Sleeping ’til the sun is high in the sky. Dreaming about the future. Eating breakfast with the best girl I know while reading the paper. Working on incredible, fantastic, boring, exciting, exhausting and extremely challenging projects. All of them at the same time. Drawing my own house. Making plans for the future. Thinking about my friends. Wishing I could fix all the worlds problems. Listening to great music. Attempting to play the piano. Planning a wedding. The best one ever. Chocolate. Red wine. A Vesper Martini every now and then. Cooking good food for good people. Enjoying the little things in life. Learning every single day. Always. Finding new places. Meeting new people and making new friends. Some not so good friends too. Sex, drugs and rock ‘n roll. Not so much the drugs and we could do with some more rock ‘n roll. Setting up a new company. Longing for my girlfriend. My fiance actually. Climbing mountains. Walking in the woods. Sleeping outdoors in summer with a starry sky. Watching clouds drift by. Eating straweberries with cream. Caviar and Vodka. Barbequing in Switzerland with Georg. Going to the theatre in London with Eyal. Answering Hendrik’s Hog questions. Building lego. Getting up way to early in the morning after staying up way too long the night before. Beeing free and cruel. Loving someone. Loosing some battles. Winning the rest. Making three mistakes in one day. Screwing up the Schnick Schnack patch plan. Fixing the Hog. Drawing trees. Photographing beauty. Sleeping nude. Holding Signhild’s hand. Kissing. Running in the high and wild grass. Forgetting to be afraid of worms and bugs. Forgetting to be afraid of anything. Thinking I should rule the world. Ruling the world. Having the best friends ever. Ever. Seeing my family. Spending time with my brother, planning some great adventure. Realising there’s always a bigger fish. Beeing the bigger fish. Saving the day. Or screwing up all the plans everyone had. Keeping secrets. Sharing them. Knowing things. Showing off. Creating just one little bit of magic. Saving someones life. Saving the world. Wishing you could all be here. Now.

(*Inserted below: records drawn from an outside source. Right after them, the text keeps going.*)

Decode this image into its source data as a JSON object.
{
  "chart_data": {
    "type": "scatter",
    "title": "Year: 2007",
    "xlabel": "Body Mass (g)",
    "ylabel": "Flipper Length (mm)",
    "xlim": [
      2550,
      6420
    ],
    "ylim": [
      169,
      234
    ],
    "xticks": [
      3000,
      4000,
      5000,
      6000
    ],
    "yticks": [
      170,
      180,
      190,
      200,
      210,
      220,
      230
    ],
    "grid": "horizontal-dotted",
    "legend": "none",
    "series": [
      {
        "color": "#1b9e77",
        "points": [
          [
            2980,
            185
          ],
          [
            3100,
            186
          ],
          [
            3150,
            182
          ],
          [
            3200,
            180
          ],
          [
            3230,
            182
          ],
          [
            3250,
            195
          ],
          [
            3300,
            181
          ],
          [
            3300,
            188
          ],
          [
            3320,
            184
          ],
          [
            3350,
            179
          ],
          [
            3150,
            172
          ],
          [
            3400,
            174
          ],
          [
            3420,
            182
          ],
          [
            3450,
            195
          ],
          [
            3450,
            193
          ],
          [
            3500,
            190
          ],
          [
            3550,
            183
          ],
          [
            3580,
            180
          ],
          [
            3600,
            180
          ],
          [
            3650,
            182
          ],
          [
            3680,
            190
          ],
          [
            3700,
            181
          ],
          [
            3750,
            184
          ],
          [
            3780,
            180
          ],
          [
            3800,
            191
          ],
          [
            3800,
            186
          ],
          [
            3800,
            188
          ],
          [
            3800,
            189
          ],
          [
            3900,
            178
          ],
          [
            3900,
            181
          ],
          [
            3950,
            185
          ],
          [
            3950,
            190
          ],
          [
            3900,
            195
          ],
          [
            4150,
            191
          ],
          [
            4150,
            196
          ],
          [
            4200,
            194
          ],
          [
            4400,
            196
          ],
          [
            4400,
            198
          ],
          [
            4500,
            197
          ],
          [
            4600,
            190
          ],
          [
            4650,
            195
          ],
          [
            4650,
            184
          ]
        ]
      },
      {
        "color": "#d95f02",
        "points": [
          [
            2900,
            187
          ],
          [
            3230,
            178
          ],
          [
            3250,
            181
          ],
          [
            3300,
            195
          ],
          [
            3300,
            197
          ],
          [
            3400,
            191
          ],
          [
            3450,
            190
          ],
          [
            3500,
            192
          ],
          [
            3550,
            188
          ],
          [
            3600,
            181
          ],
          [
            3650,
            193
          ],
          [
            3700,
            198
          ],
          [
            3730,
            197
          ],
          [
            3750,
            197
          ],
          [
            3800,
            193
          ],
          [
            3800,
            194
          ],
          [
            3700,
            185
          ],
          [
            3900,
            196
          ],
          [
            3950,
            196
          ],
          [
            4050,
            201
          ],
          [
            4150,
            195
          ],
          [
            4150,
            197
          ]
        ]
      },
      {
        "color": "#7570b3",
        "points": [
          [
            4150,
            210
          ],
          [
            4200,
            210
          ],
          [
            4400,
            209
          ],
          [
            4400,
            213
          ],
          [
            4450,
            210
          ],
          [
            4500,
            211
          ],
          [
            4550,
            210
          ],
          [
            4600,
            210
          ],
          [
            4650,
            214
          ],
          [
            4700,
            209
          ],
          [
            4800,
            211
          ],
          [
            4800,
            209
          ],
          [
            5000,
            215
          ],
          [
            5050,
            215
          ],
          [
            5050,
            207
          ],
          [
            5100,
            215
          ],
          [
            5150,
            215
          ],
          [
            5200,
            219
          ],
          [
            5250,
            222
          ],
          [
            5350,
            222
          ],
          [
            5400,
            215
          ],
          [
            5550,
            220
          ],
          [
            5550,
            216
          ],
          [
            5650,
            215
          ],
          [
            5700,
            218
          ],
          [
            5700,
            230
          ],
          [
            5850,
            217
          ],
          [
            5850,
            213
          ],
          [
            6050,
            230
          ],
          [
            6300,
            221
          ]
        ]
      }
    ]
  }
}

This is my life. It isn’t perfect. It doesn’t have to be.
So while Eyal was struggling with his icebox and not-breakfast, and Georg was enjoying spring, the very cold and very tired-of-snow Norwegians decided to go for a bit of dancing and hopefully some nice south american warmth. In short, we signed up for Tango lessons.
Actually, for one of the presents in Signhild’s advent calendar last year, I gave her a gift certificate for Tango lessons. Not by me obviously, that would be pointless, and incredibly amusing I’m sure, but at a professional instructor. So yesterday and today we have spent 6 hours learning the basics, avoiding stepping on each others toes and trotting around in a small venue downtown Oslo, learning, as the instructor called it, proper Argentinian tango.
And it was really fun. Now I’ve never done anything like this before, so the experience of learning a dance from scratch, with the basic positions and moves, although challenging, was a truly amusing experience! But it’s very dependent on whom you’re dancing with. We swapped partners a few times during the lessons, just to get a feel for dancing with completely strange people, and it really makes you aware of the connection that you have with your partner.
Apart from that, winter seems to finally have decided to start letting the firm grip slip a little, today was the first day since way before Christmas where it was only 0 degrees outside. Hopefully this means that the snow will start melting, the sun will start shining and the weather will generally be a little nicer… this has been a very long and very cold winter.
Hope to see you guys soon… where and what are you touring Georg?
G’s post is as clever as it is true. And personally, the timing is perfect. Not because I have wounds need filling nor because I do not know love, but simply because at this point I think I am learning about love again. Perhaps even learning how to love again.
I believe I speak the truth when I say that my heart is scarred, if we stick to G’s metaphors for love, in that I give to others what is given to me. At least. Or at the very least I hope I do. It is difficult to tell my own actions from my own dreams. But have I really understood what it meant to tear pieces off and fill the holes with pieces of strange blood? What does it really mean to love someone?
Would you die for the one you love? Would you kill for the one you love? Yes and no. I believe I would do anything to keep safe and protect from harm or injury, those whom I love. But I would much rather live for the one I love. Instead of killing, I would much rather create. Spend life together while seeds grow into flowers, hills into mountains and icebergs into glaciers. I would much rather watch the world go by as we silently weep the loss of old friends and family, inevitable as it is, than to die trying to prevent these things. If I have to, I would slaughter the world and die trying to see my loved again, but I would much rather live and give the entirety of my life and all that I am just for one more second.
I would kill for love. But I will live for my loved.